By Cong Mu (Global Times)

08:58, April 16, 2012

A Jetstar passenger jet owned by Australian airline group Qantas takes off in Singapore. Qantas has cooperated with China Eastern Airlines to set up a lowcost airline, Jetstar Hong Kong, to serve Chinese consumers from 2013. Photo: IC

Surrounded by flashy SUVs and sedans, Jennifer Eden's coffee shop sits quietly in the northeast corner of a showroom on the first floor of Volkswagen China's office in Sanlitun, Beijing.

Eden, 37, from Sydney, Australia, opened Zest in December 2010. She hired two Chinese assistants and trained them to serve the local community, including Chinese and foreign office workers and staff from the nearby embassies, in an Australian way.

"In Australia, we don't have these big chains, like Starbucks or Costa Coffee. There are a few, but they're actually not very popular. Most people when they go and have coffee, they'd like to go to a small coffee shop," which usually offer better and more personal service, Eden said.

More services

As the Chinese economic growth model shifts toward a more consumption-driven pattern, Australia is hoping to capitalize by exporting more services to the growing consumer market.

The services sector has been the biggest growth driver and employer in the Australian economy over the last two to three decades, and the growth in services trade has outpaced the rise in goods trade, according to a white paper released by the Australian Chamber of Commerce and Industry (ACCI) last year.

Half of the country's services exports are in the form of commercial presence, or setting up branches and stores in a foreign country, such as Zest, the ACCI said in the report.

"There is this huge consumer market here and we ought not to get too fixated on the view that the only thing we can sell is commodities and resources.
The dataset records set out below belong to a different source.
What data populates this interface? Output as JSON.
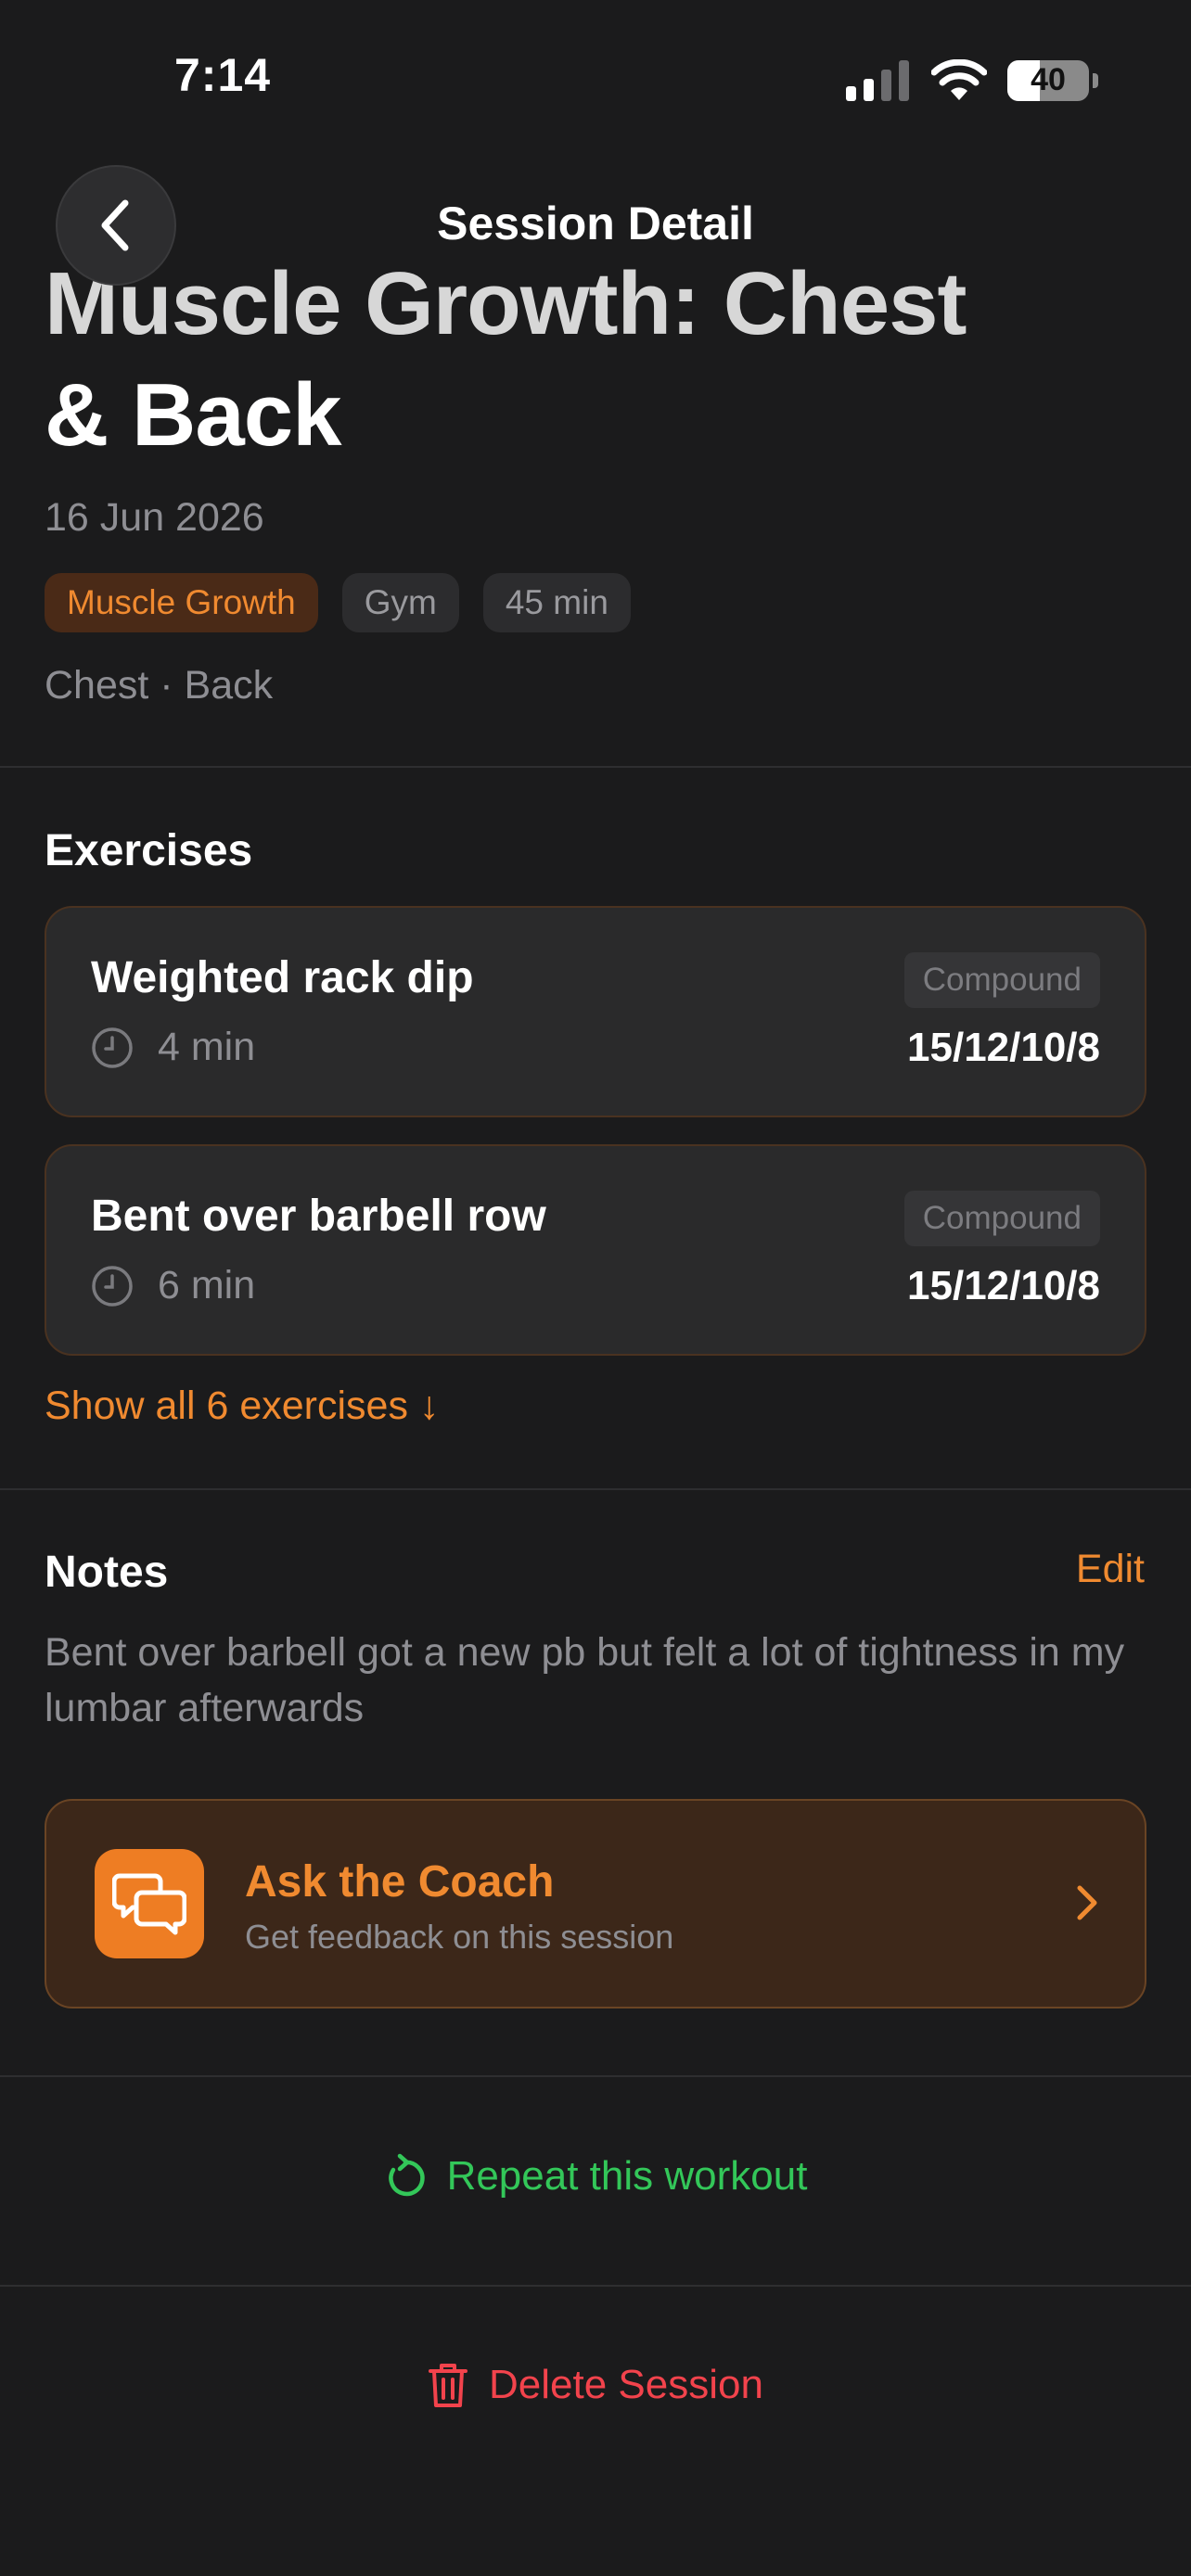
{
  "status_bar": {
    "time": "7:14",
    "battery": "40",
    "battery_level": 0.4
  },
  "nav": {
    "title": "Session Detail",
    "back_icon": "chevron-left-icon"
  },
  "session": {
    "title_line1": "Muscle Growth: Chest",
    "title_line2": "& Back",
    "date": "16 Jun 2026",
    "tags": [
      {
        "label": "Muscle Growth",
        "accent": true
      },
      {
        "label": "Gym",
        "accent": false
      },
      {
        "label": "45 min",
        "accent": false
      }
    ],
    "muscles": "Chest · Back"
  },
  "exercises": {
    "heading": "Exercises",
    "items": [
      {
        "name": "Weighted rack dip",
        "duration": "4 min",
        "badge": "Compound",
        "sets": "15/12/10/8"
      },
      {
        "name": "Bent over barbell row",
        "duration": "6 min",
        "badge": "Compound",
        "sets": "15/12/10/8"
      }
    ],
    "show_all": "Show all 6 exercises ↓"
  },
  "notes": {
    "heading": "Notes",
    "edit_label": "Edit",
    "text": "Bent over barbell got a new pb but felt a lot of tightness in my lumbar afterwards"
  },
  "coach": {
    "title": "Ask the Coach",
    "subtitle": "Get feedback on this session",
    "icon": "chat-bubbles-icon"
  },
  "actions": {
    "repeat_label": "Repeat this workout",
    "delete_label": "Delete Session"
  },
  "colors": {
    "accent": "#f08a30",
    "repeat": "#33c759",
    "delete": "#f2434c",
    "background": "#1b1b1c"
  }
}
There are other opportunities," Stephen Cartwright, CEO of Sydney-based NSW Business Chamber, a member of the ACCI, told the Global Times last month, ahead of a meeting with Chinese trade promotion officials in Beijing.

Seeing weakening signs in Chinese manufacturing, Australia-based BHP Billiton, the world's biggest miner, predicted flattening iron ore demand in China last month.

Meanwhile, China Eastern Airlines and Australian airline company Qantas Group, parent of budget airline Jetstar Group, formed a joint venture in Hong Kong on March 26, betting on a burgeoning travel market in China.

"Jetstar's vision is to make travel more affordable for millions of people across Asia, and the demographics of China with its booming middle class are a key part of that plan," Jetstar Group's CEO Bruce Buchanan said.

On a recent sunny afternoon in Beijing, Eden looked quite content sitting in a red comfy chair in her small coffee shop, which she founded with her own money and with some help from business partners in the city.

"We were very fortunate here that we broke even within the first month," Eden said. "I had a plan for the first three months. Because of the products that we had, it was popular straight away, which was good. And it was in December, which is usually a slow month. So that gave us hope," she said.